Roman de Grégoire Delacourt.
Peut-être qu’avec ce livre, Grégoire Delacourt sera enfin et sans ambiguïté arraché au sous-genre des tartufferies romanesques formatées « feelgood » dans lequel certains essaient encore de l’enfoncer.
La nuit particulière est un beau roman nocturne, car il faut beaucoup d’obscurité pour que brillent les étoiles. Elles sont deux à se partager le livre, Aurore et Simeone. Mais ce sont deux astres absents qui les embrasent et les consument : Olivier et Marie.
Grégoire Delacourt fait dire à Aurore : « Je me demande si on aime l’autre ou ce qu’il remplit de vide en nous. »
Un écho à la formule : « L’homme se compose de ce qu’il a et de ce qui lui manque » (Ortega y Gasset). Et c’est toujours ce qui nous manque qui importe le plus. Aurore et Simeone sont en grand manque. « Je suis encastrée en lui. » dit Aurore à propos d’Olivier. Sauf qu’une encastrée peut être désencastrée. De force. Et ça fait mal.
Lao Tseu enseigne : « Celui qui a inventé le bateau a aussi inventé le naufrage. »
En amour – pour connaître l’amour – il faut s’aventurer en haute mer et défier le naufrage. Sinon ce n’est que du cabotage.
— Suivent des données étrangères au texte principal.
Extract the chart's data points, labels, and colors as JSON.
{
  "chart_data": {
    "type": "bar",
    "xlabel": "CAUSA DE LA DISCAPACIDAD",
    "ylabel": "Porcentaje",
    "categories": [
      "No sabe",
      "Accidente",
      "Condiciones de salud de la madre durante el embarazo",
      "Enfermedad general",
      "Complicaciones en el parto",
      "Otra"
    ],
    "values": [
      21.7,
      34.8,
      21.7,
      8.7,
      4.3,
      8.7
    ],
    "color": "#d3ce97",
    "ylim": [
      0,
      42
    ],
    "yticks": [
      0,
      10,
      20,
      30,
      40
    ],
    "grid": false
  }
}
Badinage, chansonnettes : « Poussez, poussez l’escarpolette« , « Que je t’aime, que je t’aime ». Coquillages et crustacés, idylles, et vino spumante. Parfois des averses. Parfois un orage. Souvent quelques larmes. L’amour, le vrai, le grand, appelle le tragique.
La nuit particulière pourrait être sombre, pesante et sinistre. C’est une belle nuit. Une nuit étoilée. La beauté des tragédies est précisément qu’elles échappent au ridicule du dramatique. Grégoire Delacourt a écrit un brasero intense, sobre, aérien, porté par le souffle, avec l’espace pour des étincelles et quelques apnées. Du Schubert, vous dis-je.
Cela se passe en l’espace d’une nuit à Paris. Paris, ville lumière, longues marches, hôtel chic place Dauphine, bar cossu place des Vosges… Mais cela aurait pu être Clermont-Ferrand ou Roubaix. Moi, je me suis fait le film version Desplechin.